周東佑京が塁上に立つと、SNSでそんな言葉がトレンド入りする。
本来はシングルヒットやフォアボールでも出塁すれば、20年シーズンに“世界新”の13試合連続盗塁成功を記録した神足を活かして、まるで当たり前のように二塁へ進塁しているという意味で用いられていたが、WBCではまた違った衝撃を海の向こうにまで与えてみせた。
準決勝のメキシコ戦だ。
米国記者も衝撃「この最大速度は…」
4-5で迎えた9回裏、まずは先頭の大谷翔平が右中間へ二塁打。塁上で大きく両手を振りかざしながら吠えてサムライの仲間を鼓舞すると、続く吉田正尚は四球を選んだ。ここで一走に「代走・周東」が起用された。
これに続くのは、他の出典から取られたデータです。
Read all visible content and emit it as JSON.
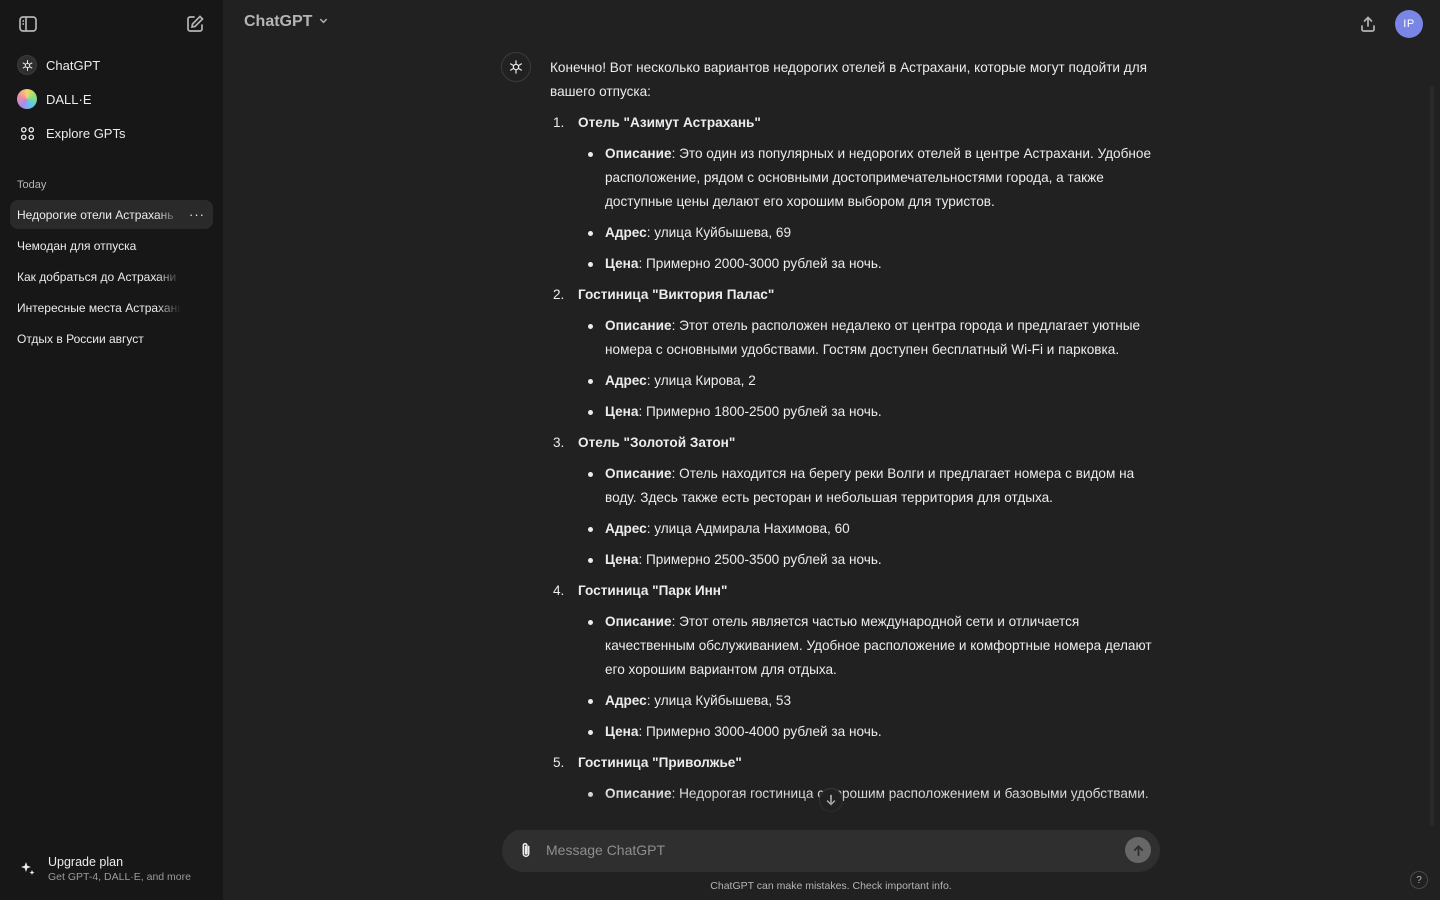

無死一、二塁。打席の村上宗隆がメキシコの守護神ジオバニー・ガイエゴスの速球を待ってましたとばかりに振り抜いた打球は、センターの頭上を越えてフェンスに直撃。二塁から大谷が生還すると、そのたった0.8秒後には周東が本塁へ滑り込んできた。逆転サヨナラのホームインだった。
殊勲打の村上への称賛はもちろんだったが、一塁から快足を飛ばした周東にも賛辞が集まった。あまりにも劇的すぎる決着だっただけに大興奮の中にいた日本人よりも、米国のアナリストや記者たちの方が冷静な目で分析をしていた。